Итак, Контанель уже успокаивался, Де Спеле отпустил его и бодро заявил:

— А, давай-ка мы разожжем костер! Самый простой, обычный костер, во-он из той валежины.

Орудуя шпагой, словно тесаком, он нарубил дров. На месте фиолетового и лилового чародейских костров разгорелось обычное желто-оранжевое пламя. Потом подозвали невидаль с дамами. Да, коллега, вы правы, летали они не на драконе, грузоподъемность Белобрюха невелика, и тысячи километров он не одолел бы. А невидаль, или как определили бы нынче, глайдер или флаер, управлялась никакими не кнопками, а биотоками де Спеле. Кстати, Срединный очень любил этот немудреный транспорт за добрый нрав и мягкий юмор и гонял на нем по всей планете, словно рокер на своей «Yamaha», и неудивительно, что описание изображения этой «невидали» встречается в хрониках, дневниках, летописях и прочих свидетельствах того времени.

Так вот, костер разгорелся, на огонек даже пришел почтенный Дебдорой с любезным приглашением переночевать и уютном домике.
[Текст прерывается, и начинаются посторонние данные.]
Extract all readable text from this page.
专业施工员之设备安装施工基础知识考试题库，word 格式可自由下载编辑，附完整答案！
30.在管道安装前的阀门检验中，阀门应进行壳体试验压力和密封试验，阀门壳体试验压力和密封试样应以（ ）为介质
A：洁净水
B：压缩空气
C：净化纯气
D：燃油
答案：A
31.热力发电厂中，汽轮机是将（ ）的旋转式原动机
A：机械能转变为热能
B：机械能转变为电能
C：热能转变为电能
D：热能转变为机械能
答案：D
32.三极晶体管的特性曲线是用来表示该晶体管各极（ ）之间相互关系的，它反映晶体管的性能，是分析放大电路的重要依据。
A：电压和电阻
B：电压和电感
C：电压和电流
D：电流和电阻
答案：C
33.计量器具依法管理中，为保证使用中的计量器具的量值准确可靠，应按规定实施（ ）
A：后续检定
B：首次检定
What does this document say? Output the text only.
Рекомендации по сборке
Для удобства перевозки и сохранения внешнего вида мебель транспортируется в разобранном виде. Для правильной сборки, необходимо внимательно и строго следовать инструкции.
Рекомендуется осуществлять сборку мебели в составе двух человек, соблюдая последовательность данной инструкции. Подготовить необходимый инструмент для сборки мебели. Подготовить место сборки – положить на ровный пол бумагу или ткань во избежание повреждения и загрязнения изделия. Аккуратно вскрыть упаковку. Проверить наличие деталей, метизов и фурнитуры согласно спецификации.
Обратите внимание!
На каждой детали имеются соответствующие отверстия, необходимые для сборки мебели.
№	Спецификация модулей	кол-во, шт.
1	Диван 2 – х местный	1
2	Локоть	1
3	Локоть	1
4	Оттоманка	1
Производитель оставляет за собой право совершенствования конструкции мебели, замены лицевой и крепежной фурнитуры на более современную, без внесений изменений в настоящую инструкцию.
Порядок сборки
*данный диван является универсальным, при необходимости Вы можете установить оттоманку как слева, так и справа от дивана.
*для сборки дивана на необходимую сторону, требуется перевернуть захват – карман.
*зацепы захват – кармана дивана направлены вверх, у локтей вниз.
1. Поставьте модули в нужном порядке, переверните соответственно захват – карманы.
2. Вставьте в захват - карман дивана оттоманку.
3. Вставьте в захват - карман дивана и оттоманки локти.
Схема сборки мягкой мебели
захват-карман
Но де Спеле встретил демона очень сдержанно, и мышеголовый покорно удалился.

Вообще, Срединный отчего-то впал в раздраженное расположение духа, не присоединился к ужину, добытому из флаера, сотворил два шатра со всеми удобства и тотчас после еды разогнал компанию спать. Подождав, пока уснет Контанель, сам исчез.

Де Спеле поспешил к себе домой, в пещеру, которую так и не смогли обнаружить адские ищейки. Но перенесся он отнюдь не в уже описанный мною роскошный дворец, ибо обозвав всю его роскошь «барахлом», он, хотя бы из последовательности, вынужден был от всего этого барахла отказаться. Но, он все же пожалел хлопоты Старейшего, и кое на какие уступки пошел. Теперь жилище состояло всего-навсего из трех комнат и содержало вполне достаточно оборудования для комфортабельного проживания Срединного. Апартаменты Старейшего я описывать не буду, ибо нет у меня соответствующих терминов.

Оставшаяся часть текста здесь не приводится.